Finnecto raises $1.7M to grow across Latin America
Chilean startup Finnecto raises $1.7M in pre-seed funding to expand its AI-powered spend management platform across Latin America, streamlining procurement, expenses, and vendor payments for enterprise clients.

Chilean startup Finnecto, a platform that automates procurement, expense and vendor payment processes, has raised $1.7 million in pre-seed funding. The round will fuel further product development and support the company’s expansion across Latin America, where it aims to become the go-to solution for enterprise-level operational spend management.
Strategic investors back Finnecto’s regional vision
The funding round was co-led by Amador, known for backing companies like Simetrik, Bold and Healthatom, and Salkantay Ventures, which has also invested in Galgo, Moonflow and Ubits. Other investors include Kfund, with a presence in Brazil and Europe and investor in unicorn Factorial, as well as BuenTrip Ventures, Hustle Fund, ADN Ventures, Punto Cero Ventures, and The Pitch Fund.
A critical solution for LATAM enterprises
“This milestone validates the path we’ve built and reinforces our conviction: Finnecto is solving a critical pain point for companies across Latin America,” said Ariel Puga, co-founder and CEO. “The round not only accelerates us—it helps us consolidate our position as the leading platform in operational spend management for the enterprise segment.”
According to Vicente Espinosa, co-founder and CTO, the diversity of investors brings global vision, deep operational expertise and strategic networks to help Finnecto scale with technical excellence and speed.
AI-powered growth and regional expansion
The $1.7 million investment will be used to expand operations across the region, deepen product integrations with financial ecosystems, and strengthen Finnecto’s AI capabilities. A significant portion will go toward R&D, building a scalable architecture with top-tier technical talent, where artificial intelligence becomes the core engine of efficiency.
The company also plans to grow its senior commercial and customer experience teams, attracting mission-driven talent aligned with Finnecto’s goal to reshape how finance teams operate in Latin America.

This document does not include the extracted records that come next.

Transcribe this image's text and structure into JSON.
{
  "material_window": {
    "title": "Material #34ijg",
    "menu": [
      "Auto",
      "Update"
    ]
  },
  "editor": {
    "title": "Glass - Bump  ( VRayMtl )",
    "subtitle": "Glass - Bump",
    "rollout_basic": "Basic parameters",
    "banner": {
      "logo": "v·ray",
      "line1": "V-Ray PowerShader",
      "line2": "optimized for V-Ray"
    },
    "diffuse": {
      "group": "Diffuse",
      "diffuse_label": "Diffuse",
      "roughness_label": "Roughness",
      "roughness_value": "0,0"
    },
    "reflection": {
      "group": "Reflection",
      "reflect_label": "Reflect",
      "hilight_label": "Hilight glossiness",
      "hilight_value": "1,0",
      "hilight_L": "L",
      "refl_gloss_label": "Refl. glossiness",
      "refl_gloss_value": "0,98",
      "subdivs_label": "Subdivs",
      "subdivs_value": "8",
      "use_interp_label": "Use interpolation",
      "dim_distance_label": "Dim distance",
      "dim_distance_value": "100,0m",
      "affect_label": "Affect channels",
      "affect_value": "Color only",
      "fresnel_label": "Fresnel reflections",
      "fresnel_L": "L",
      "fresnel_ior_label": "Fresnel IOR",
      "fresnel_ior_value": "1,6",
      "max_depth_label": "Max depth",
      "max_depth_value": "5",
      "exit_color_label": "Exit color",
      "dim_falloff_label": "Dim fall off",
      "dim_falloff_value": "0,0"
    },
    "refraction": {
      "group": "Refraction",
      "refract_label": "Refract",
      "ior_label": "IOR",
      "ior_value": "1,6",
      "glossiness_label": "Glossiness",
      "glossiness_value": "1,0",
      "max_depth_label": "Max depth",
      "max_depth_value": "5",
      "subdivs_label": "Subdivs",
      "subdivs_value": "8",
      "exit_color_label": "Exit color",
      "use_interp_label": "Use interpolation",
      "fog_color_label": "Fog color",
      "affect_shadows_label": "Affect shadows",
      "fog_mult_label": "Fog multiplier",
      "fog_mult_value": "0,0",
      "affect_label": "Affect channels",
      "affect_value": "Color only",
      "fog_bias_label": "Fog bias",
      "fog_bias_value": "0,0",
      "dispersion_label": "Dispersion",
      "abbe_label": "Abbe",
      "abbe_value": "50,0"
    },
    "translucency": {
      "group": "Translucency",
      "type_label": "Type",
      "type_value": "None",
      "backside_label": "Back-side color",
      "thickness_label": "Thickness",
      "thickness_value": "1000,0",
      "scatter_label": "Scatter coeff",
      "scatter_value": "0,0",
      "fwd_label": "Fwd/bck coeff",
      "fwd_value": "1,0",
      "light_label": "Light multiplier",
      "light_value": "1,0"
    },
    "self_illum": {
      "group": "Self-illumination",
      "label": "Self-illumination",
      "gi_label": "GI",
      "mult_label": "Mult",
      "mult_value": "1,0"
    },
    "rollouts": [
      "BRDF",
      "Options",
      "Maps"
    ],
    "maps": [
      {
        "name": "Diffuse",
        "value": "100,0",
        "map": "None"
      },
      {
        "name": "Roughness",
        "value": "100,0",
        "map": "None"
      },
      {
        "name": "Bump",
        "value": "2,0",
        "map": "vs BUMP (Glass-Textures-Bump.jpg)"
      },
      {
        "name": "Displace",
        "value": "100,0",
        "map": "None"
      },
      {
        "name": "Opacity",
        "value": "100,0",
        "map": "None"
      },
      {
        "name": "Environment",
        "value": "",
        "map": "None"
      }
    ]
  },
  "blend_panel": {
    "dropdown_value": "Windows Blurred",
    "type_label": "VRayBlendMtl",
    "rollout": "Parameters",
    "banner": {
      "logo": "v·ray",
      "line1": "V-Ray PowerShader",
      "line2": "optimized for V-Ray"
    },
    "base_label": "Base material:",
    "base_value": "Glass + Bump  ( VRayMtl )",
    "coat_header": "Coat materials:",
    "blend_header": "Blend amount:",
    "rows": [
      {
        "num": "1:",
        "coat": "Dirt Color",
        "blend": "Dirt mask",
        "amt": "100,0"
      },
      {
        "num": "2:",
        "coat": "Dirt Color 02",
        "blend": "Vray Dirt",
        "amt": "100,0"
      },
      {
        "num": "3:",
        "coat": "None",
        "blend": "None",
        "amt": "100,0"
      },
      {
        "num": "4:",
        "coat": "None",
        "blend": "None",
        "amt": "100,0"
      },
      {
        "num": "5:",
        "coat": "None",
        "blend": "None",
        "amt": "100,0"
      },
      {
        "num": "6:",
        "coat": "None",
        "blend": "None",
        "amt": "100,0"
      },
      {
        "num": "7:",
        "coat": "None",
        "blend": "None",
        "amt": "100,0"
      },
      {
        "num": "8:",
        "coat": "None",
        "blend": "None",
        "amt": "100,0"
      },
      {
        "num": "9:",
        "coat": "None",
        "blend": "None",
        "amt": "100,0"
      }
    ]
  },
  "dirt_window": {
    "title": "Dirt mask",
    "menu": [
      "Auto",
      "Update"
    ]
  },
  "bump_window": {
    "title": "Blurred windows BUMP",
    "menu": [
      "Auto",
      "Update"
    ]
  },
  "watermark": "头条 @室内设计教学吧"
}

From vision to reality: Finnecto’s journey

Finnecto began in mid-2023, after conversations between co-founders Puga and Espinosa sparked a shared ambition to solve budget management holistically. Their thesis evolved as they validated the idea with users and industry leaders, including trips to the U.S., leading to a pivot and the official launch of Finnecto in 2024.
After initial traction with large companies and angel investment from Plug and Play and others, Finnecto gained momentum, growing its footprint across offices in Chile, Colombia, Peru and Mexico, and securing clients across industries like insurance, finance, tech and logistics.
A deeply localized yet regional platform
Finnecto stands out by integrating disconnected business areas—finance, accounting, legal, procurement, compliance and automating processes that used to take weeks, reducing spend cycles by up to 80% and operating costs by 35–40%. It also ensures full compliance with company policies and budgets.
A core differentiator is Finnecto’s ability to localize deeply while scaling regionally. The platform integrates with local tax and financial systems, and ERPs like SAP, Oracle, Netsuite, and Odoo, allowing faster adoption in medium and large enterprises.
A regional future built with local strength
“Our ability to scale without losing operational depth has been key to becoming a strategic partner for companies undergoing financial transformation,” concluded Puga. “We’re building something with the potential to change how finance teams work in Latin America—with intelligence, speed and excellence.”